Chip giants split supercomputing honours

AMD and Intel evenly placed on top 10 fastest computers

The Cray Jaguar supercomputer is capable of 1.759 petaflops

The latest list of the Top 500 Supercomputers shows that Intel and AMD have strong footholds in the market, each powering half of the top 10 systems.

The fastest computer in the world is now the Jaguar, a Cray supercomputer at the Oak Ridge National Laboratory running AMD Opteron processors, and capable of 1.759 petaflops using 224,162 processing cores.

Jaguar managed to beat the previous fastest computer, IBM's Roadrunner, after an upgrade to AMD's Istanbul processors.

Three of the top five supercomputers are based in the US. The fourth fastest system is in Germany, and the fifth is the Tianhe-1 (meaning River in Sky) computer at the National Super Computer Center in Tianjin, China.

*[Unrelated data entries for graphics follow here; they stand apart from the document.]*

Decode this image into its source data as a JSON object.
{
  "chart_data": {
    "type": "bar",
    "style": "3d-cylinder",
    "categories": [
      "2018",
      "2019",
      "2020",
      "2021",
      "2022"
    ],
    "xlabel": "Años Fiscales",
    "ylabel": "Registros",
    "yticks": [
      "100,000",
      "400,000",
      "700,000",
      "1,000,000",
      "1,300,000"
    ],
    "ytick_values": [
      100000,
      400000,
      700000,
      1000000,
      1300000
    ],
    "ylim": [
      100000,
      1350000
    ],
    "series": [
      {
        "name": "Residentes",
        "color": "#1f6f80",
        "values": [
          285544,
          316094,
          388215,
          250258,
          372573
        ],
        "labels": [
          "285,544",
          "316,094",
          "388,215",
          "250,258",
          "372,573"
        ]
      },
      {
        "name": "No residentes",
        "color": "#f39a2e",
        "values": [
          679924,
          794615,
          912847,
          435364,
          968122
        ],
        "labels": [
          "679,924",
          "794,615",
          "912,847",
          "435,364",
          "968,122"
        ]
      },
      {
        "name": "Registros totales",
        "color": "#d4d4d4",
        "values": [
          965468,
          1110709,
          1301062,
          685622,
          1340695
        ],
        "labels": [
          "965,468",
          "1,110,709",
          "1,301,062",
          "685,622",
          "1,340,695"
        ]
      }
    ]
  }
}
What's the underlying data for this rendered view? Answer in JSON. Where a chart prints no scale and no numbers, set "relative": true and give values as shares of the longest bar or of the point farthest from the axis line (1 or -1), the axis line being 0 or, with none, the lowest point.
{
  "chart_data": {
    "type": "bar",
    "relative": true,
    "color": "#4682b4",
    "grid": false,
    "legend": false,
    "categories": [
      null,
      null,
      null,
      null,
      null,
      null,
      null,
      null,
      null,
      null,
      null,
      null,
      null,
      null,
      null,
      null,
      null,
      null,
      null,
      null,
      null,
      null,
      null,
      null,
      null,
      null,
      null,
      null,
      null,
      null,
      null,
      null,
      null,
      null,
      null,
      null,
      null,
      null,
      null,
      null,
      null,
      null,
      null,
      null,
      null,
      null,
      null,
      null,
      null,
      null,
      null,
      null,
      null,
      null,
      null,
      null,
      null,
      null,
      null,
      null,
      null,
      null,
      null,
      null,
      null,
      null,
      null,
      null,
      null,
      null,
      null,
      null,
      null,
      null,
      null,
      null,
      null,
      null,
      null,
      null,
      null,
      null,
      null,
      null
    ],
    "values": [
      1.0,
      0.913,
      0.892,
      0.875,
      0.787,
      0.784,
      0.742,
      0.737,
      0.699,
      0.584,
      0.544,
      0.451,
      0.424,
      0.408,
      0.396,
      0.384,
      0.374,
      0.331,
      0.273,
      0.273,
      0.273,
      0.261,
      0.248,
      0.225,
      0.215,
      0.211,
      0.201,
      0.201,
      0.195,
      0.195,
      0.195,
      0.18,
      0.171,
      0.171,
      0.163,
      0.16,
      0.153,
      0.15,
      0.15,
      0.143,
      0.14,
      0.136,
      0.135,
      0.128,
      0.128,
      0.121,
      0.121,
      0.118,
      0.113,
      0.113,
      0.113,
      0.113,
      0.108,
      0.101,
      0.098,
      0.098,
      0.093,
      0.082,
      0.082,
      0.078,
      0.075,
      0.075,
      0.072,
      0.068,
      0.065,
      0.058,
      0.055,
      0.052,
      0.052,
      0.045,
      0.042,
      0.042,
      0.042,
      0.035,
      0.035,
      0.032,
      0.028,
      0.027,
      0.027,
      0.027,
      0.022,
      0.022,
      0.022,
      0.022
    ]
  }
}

"AMD is represented in the top five spots, and is powering five of the top 10 and 10 of the top 20 machines," said John Fruehe, director of AMD's business development, server and workstation division.

Quad-core processors are used by 427 of the top 500 systems, dual-core by 59 and single-core by just four. Six use IBM's advanced Sony PlayStation 3 Cell processor with nine cores, and two Cray systems use the new six-core Istanbul AMD Opteron processors.

As for manufacturers, HP is behind the majority of systems, with 210 places, ahead of IBM with 186. Cray, SGI, and Dell were the next most popular manufacturers, but none had more than three per cent of the total.